In high school I had a friend that was always game for a drive. We spent hours driving all over Orlando. We were seventeen and we were hurting and confused, but we could sit side by side in her green Cabriolet and find peace in the mixture of sunshine and melody. Every adventure we went on together ended there, in the safety of that tiny car with the sagging ceiling.

I have so many pictures of us in that car. After a school dance I’d dragged her to because Tom was taking another girl and I couldn’t face it alone. On the way home from countless movies that I’d snuck her into because I turned seventeen first. One hot afternoon we spent learning our way around a laundromat. Eating custard on our way to the church that offered us a place when we felt we didn’t belong. We grew up in that car. We found healing in those long drives with her carefully crafted playlists washing over us as the wind whipped our hair into our faces.

I look back on those sun soaked days sitting next to my very best friend, and I’m heartbroken by how it all ended. When you’re seventeen everything, the good and bad, seems infinite. The pain feels like it will crush you, but the miracle of friendship can always pull you back from the edge. The inside of that car, with blankets piled in the back seat to keep us warm in the colder months when the heat didn’t work, felt like that safest place in the world. But the searing pain of those years didn’t last, and neither did the magic we found inside that car.

When we started college it began to become clear that we were headed down different paths. By the time I got married and moved away the healing power of our friendship had fractured into shards too painful to hold on to. She doesn’t know my babies, I don’t know about her new life in a new state. We don’t know each other at all anymore.

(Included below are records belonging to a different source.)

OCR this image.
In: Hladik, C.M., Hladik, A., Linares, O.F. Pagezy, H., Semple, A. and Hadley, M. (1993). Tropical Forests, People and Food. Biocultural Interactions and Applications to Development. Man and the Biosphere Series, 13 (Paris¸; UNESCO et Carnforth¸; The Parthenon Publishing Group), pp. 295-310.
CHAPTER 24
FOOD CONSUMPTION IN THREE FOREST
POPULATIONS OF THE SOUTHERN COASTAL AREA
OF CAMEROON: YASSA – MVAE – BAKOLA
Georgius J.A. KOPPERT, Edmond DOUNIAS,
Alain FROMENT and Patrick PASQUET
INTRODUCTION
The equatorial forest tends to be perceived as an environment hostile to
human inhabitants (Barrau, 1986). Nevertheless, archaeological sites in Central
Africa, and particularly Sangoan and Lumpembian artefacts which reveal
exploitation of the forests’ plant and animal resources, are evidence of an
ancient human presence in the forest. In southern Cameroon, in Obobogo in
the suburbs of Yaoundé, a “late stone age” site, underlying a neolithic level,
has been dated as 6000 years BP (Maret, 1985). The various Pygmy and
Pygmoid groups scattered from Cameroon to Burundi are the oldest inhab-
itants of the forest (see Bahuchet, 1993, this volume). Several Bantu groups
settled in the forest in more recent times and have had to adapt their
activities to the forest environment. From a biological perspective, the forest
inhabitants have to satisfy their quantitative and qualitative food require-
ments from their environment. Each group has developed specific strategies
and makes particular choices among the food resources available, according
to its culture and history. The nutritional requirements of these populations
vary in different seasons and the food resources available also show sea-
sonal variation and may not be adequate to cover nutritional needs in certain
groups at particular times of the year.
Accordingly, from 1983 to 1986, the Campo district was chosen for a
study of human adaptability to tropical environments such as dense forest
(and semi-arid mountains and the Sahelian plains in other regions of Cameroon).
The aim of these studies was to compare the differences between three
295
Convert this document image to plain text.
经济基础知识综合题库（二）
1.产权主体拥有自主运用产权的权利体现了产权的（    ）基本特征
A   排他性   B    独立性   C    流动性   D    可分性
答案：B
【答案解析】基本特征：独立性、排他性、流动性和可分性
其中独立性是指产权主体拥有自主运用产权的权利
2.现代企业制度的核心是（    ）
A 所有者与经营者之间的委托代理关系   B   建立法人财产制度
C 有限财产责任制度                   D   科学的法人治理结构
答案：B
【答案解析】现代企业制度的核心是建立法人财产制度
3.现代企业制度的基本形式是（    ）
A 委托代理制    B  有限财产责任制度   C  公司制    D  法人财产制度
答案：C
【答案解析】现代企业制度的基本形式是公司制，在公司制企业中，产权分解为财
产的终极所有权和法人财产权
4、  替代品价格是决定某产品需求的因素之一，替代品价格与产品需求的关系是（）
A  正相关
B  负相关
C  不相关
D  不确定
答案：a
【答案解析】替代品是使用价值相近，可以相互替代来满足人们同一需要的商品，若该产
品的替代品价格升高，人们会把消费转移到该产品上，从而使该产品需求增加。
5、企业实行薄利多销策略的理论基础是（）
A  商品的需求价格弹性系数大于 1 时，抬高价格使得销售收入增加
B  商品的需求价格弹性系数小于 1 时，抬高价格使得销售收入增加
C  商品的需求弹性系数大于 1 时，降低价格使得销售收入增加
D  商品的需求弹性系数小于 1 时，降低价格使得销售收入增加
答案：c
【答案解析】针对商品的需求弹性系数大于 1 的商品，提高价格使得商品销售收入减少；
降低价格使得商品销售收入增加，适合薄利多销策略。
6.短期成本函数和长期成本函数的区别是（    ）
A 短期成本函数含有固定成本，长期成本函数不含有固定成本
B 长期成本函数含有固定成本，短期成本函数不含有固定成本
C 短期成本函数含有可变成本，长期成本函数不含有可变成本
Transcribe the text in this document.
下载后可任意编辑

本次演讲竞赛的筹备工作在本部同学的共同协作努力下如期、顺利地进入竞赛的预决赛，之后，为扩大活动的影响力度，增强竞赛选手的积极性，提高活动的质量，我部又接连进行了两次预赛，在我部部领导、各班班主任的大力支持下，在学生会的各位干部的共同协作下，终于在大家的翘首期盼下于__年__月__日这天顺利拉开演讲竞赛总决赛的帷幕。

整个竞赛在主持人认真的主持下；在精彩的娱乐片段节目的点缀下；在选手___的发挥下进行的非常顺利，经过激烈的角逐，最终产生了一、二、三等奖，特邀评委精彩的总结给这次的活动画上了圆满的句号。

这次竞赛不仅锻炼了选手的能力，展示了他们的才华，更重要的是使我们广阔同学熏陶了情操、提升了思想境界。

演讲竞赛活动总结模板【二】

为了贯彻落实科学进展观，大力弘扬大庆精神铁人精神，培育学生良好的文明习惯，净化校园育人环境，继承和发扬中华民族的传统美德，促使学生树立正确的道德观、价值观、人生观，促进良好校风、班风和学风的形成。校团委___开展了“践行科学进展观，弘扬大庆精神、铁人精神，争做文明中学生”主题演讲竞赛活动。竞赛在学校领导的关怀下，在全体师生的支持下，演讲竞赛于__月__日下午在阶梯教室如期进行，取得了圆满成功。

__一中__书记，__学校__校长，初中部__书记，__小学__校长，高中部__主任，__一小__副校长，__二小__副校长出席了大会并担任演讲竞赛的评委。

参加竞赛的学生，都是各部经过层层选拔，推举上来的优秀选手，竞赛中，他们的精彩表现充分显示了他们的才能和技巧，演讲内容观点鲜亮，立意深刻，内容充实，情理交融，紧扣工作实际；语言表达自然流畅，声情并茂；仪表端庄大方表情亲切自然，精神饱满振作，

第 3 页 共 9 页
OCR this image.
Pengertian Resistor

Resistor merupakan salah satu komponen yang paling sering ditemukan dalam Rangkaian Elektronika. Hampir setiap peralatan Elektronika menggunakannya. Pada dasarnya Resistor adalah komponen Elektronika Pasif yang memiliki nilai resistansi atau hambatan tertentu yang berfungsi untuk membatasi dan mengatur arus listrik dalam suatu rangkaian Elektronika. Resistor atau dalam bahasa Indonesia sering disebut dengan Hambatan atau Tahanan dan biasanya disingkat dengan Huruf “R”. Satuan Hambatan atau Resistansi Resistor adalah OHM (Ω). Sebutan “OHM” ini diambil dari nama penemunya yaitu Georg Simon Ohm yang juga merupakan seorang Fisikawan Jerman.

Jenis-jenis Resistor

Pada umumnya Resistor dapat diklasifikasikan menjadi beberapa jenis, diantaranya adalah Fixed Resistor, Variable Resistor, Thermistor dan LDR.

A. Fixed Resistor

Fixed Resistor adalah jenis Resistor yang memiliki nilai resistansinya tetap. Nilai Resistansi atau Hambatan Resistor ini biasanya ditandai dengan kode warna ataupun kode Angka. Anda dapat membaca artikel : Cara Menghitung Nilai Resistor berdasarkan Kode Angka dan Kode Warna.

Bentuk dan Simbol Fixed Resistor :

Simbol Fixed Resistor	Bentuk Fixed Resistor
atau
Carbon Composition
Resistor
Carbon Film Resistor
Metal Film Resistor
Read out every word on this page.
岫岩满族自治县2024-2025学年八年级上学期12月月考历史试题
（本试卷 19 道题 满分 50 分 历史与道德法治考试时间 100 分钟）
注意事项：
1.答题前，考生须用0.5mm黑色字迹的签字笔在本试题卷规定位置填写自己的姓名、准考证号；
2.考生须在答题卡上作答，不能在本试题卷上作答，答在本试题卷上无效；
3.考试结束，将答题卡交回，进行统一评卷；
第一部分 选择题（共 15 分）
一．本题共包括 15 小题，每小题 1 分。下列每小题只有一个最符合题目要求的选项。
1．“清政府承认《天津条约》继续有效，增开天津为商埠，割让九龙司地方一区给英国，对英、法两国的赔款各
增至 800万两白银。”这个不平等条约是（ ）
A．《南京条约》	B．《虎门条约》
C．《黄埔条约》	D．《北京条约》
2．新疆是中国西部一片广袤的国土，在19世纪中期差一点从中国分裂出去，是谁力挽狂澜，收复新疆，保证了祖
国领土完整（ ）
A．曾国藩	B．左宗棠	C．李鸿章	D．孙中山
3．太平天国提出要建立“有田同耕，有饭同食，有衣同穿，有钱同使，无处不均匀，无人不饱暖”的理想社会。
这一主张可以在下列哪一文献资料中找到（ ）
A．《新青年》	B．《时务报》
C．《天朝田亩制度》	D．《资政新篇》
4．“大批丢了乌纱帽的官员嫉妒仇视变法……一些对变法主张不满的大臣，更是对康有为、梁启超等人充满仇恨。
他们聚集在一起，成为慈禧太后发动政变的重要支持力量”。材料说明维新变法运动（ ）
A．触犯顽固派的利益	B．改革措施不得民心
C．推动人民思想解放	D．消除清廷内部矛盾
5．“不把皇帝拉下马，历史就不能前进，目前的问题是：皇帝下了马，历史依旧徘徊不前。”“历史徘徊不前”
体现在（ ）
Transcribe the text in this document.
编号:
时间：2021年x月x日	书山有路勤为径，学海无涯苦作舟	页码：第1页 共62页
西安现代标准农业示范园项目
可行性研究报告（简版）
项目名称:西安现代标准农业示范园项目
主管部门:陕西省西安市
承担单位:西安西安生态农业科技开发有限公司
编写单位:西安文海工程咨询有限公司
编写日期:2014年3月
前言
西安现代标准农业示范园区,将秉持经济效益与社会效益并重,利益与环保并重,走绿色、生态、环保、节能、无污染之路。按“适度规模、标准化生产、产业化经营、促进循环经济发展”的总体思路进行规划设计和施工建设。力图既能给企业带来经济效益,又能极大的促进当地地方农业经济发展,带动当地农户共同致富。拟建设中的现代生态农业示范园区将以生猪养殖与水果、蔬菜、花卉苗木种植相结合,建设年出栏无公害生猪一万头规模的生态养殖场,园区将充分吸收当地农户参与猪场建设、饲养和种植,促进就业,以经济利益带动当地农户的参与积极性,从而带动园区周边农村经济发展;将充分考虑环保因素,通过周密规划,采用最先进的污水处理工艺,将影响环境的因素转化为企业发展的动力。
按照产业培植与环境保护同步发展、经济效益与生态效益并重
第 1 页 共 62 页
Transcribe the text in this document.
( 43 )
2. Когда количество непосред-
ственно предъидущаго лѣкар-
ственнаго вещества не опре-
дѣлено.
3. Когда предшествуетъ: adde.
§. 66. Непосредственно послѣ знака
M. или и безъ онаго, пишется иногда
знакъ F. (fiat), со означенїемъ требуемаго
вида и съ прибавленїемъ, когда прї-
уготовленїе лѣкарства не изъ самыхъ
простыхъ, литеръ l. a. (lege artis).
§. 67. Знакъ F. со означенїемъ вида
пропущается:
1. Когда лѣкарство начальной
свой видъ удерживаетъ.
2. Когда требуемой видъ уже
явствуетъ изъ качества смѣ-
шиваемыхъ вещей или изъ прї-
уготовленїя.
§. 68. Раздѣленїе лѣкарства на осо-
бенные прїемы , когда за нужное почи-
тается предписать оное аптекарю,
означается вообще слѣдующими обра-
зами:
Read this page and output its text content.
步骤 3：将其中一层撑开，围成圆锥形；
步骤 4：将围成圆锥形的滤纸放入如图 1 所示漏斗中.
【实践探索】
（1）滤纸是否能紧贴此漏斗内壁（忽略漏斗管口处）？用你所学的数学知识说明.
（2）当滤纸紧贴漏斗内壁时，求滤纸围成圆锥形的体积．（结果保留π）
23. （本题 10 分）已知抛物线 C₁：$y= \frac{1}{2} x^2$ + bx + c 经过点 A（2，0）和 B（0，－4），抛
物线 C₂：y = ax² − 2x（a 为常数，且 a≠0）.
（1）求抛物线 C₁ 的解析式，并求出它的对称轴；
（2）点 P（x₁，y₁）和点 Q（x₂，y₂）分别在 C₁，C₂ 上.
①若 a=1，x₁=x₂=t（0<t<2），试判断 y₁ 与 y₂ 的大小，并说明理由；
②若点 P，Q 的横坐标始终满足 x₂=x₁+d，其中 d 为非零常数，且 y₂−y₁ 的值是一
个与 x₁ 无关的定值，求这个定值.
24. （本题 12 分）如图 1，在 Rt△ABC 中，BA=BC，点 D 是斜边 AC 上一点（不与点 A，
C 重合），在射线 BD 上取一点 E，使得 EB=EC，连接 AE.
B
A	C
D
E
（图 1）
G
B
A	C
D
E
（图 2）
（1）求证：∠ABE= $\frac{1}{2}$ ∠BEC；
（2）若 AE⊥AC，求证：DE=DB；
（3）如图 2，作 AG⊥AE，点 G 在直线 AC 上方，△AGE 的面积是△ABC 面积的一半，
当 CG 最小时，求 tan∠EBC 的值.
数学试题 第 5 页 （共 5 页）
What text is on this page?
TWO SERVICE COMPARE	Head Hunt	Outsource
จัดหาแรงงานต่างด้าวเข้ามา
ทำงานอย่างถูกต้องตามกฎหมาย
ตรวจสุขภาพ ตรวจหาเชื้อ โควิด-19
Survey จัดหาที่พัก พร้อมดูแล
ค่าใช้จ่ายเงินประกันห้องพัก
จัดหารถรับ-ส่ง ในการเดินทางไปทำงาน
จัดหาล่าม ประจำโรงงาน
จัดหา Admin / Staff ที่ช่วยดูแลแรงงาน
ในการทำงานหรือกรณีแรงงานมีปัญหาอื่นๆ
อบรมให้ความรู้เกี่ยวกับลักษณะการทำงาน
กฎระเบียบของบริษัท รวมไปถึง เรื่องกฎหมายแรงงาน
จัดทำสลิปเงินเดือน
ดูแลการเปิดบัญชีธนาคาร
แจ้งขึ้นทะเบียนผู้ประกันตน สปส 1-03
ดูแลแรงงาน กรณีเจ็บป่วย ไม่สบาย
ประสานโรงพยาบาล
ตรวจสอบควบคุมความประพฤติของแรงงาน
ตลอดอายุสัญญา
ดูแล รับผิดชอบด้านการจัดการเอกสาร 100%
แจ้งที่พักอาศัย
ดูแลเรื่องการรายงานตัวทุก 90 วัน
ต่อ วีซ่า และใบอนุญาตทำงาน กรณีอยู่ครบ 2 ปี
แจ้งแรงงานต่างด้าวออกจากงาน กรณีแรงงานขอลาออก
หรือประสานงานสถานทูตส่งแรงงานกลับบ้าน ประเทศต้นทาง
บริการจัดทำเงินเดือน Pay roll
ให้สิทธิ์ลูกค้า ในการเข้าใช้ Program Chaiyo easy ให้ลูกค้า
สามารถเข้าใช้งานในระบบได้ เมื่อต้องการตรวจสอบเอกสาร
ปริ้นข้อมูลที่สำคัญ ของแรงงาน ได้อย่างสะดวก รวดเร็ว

As I’ve gotten older that’s been one of the hardest things for me to make sense of. How can a person who feels like an extension of yourself just not be around anymore? Two nights ago I sat down to begin the final season of a show she and I started together seven years ago. For years we watched it together every single week. Eating Pei Wei takeout and painting our nails. We discussed the characters and mysteries endlessly on those long drives. Just like the process of figuring out who I was and where I wanted to go, it was a journey that we started together but I will finish without her.

No matter how many years pour into the gap between us, I will always miss her and those aimless drives where we found rest in the mingling of sunshine, friendship, and the perfect song.